# Train Car Numbers



## RichBohlman (Jan 23, 2005)

I have seen in a number of trip reports the listing of car numbers that make up the train consist for that report. Are the train consists listed on the Amtrak website? How do the writers of the reviews get the consist numbers and information?

Thanks -


----------



## AlanB (Jan 23, 2005)

Train consists are not listed on the public Amtrak web site. If you are one of the lucky people who have access to Arrow, Amtrak's in house system, then you can get consist listings.

Most people who list the consist numbers do it just like I do when I travel. We walk from one end of the train to the other end, usually while in the station. A few use their power's of persuasion on a friendly conductor who supplies them with the numbers.
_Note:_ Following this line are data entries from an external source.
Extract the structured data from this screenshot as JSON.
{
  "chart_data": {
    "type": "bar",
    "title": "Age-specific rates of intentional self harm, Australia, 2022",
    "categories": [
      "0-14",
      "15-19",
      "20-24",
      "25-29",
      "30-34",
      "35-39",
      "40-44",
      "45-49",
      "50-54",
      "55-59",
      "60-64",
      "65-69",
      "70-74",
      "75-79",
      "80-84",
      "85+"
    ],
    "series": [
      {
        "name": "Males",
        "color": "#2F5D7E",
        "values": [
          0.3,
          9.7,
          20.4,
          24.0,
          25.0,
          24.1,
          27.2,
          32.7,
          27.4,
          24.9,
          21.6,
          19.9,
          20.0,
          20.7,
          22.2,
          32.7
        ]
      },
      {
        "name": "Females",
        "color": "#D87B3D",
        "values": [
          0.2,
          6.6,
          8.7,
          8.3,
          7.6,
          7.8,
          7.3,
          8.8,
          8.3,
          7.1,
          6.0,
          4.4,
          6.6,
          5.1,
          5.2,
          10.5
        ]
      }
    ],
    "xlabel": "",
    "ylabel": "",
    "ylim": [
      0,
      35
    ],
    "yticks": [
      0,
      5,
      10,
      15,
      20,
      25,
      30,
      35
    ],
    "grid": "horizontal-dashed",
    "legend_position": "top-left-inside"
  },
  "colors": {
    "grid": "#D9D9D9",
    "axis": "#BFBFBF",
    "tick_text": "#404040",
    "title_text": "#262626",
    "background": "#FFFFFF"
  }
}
Of course once you have the numbers, should you wish to know what type of equipment you were seeing or what's being talked about, you can look it up on OTOL's Amtrak Roster.


----------



## RichBohlman (Jan 23, 2005)

Thanks for the information and help


----------



## battalion51 (Jan 23, 2005)

My best advice is to wait until you get to a long somking stop and walk the length of the train. It's a good oppurtunity to stretch your legs and possibly get a shot or two of your power and consist as you walk the train. Make sure you talk to your Conductor to get a ballpark estimate of how long the stop will be. For example, Tampa is a smoking stop, but if you get off from the sleepers you barely have time to get to the head end and walk the length of the train before the train is pulling from the station.


----------



## Trogdor (Jan 23, 2005)

It depends on the trip, but I'll often record the numbers from inside the train. That way, I don't have to worry about running to the rear of the train. I can usually get the engine numbers when the train goes around curves.


----------



## RichBohlman (Jan 24, 2005)

THANKS!


----------